We returned to our campsite at dusk and as I was cooking dinner, I noticed a shadow bolting through our campsite out of the corner of my eye. I poked my head out the door to witness the shadow launch in a single bound onto the massive dumpster at the edge of our site. It was an adolescent Grizz running amok in the campground. From the dumpster, it bolted through three sites in a flash and was gone, but you could hear shouts of fear and the clattering of dishes as the bear tore through one site after the next wrecking havoc on anything that dared cross its path. Our romance with bears developed as we watched the family calmly feeding along the riverbank was shattered in an instant as we witnessed just how destructive a grizzly could be. The next morning as we walked Tucker we heard countless stories of the renegade bear stealing dinner and destroying property throughout the campground.
It is likely that this is the adolescent bear running amok in the campground, destroying anything in it's path. We spotted him the next morning just downstream from where we camped.
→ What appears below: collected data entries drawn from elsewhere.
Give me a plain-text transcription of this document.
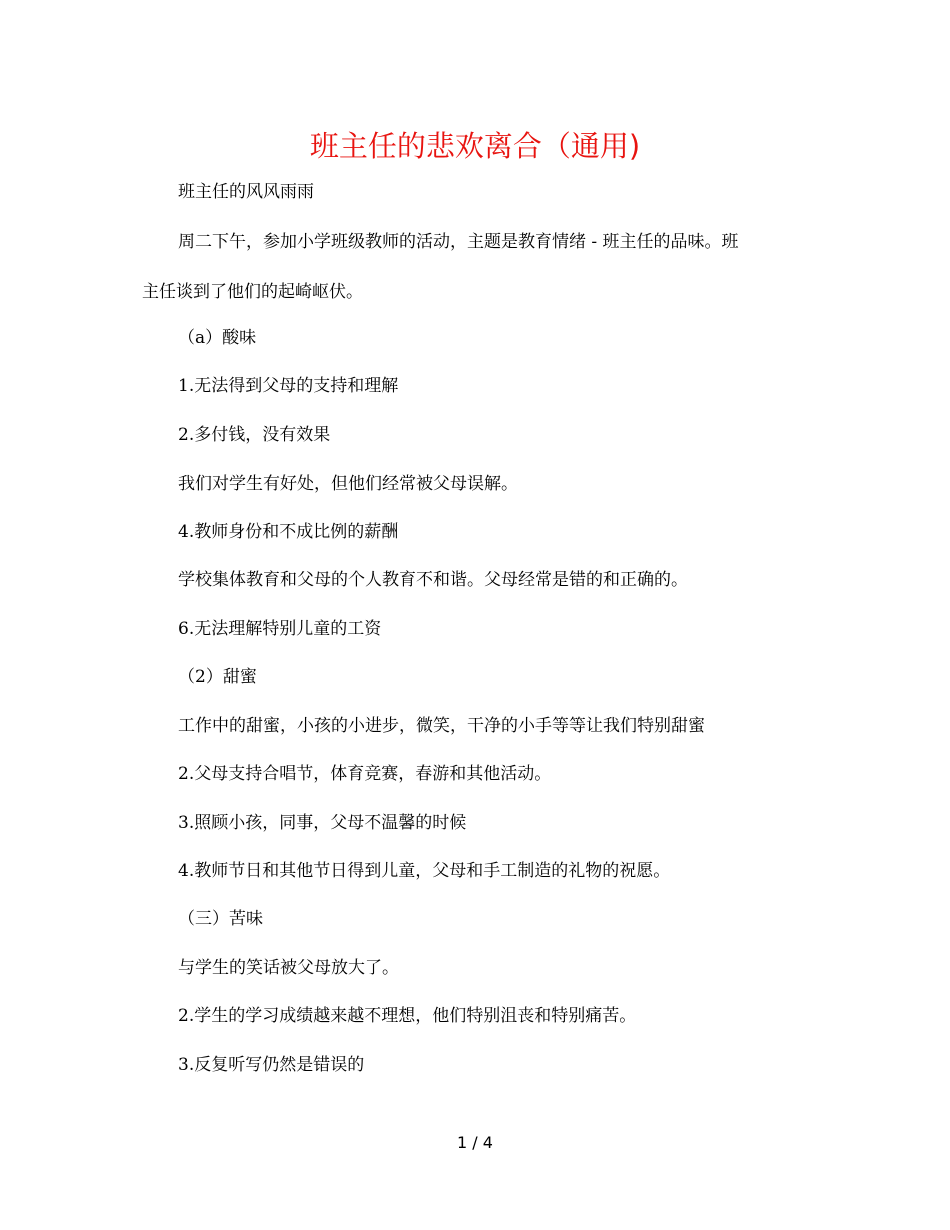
班主任的悲欢离合（通用)

班主任的风风雨雨

周二下午，参加小学班级教师的活动，主题是教育情绪 - 班主任的品味。班

主任谈到了他们的起崎岖伏。

（a）酸味

1.无法得到父母的支持和理解

2.多付钱，没有效果

我们对学生有好处，但他们经常被父母误解。

4.教师身份和不成比例的薪酬

学校集体教育和父母的个人教育不和谐。父母经常是错的和正确的。

6.无法理解特别儿童的工资

（2）甜蜜

工作中的甜蜜，小孩的小进步，微笑，干净的小手等等让我们特别甜蜜

2.父母支持合唱节，体育竞赛，春游和其他活动。

3.照顾小孩，同事，父母不温馨的时候

4.教师节日和其他节日得到儿童，父母和手工制造的礼物的祝愿。

（三）苦味

与学生的笑话被父母放大了。

2.学生的学习成绩越来越不理想，他们特别沮丧和特别痛苦。

3.反复听写仍然是错误的

1 / 4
Undeterred, we returned to the river bank the next four days straight and watched the mom and her cubs fish and frolic along the river's edge. I could have spent a lifetime there taking it all in - the savage feasting upon the salmon who had the misfortune to share an eddy with the bears, the playful shenanigans of the cubs, the multitude of expressions that shifted like the wind, but most of all the interactions of the small family of three that we spent so many days with that were not so different from my own. Ironically, my impression of bears had come full circle during my time spent in Alaska: my overwhelming fearfulness replaced with a healthy respect, appreciation, and admiration for the notorious Grizz - a true privilege to behold.
The notorious Grizz is a privilege to behold, and one that I am looking forward to crossing paths with again, preferably while comfortably inside Winnie the View.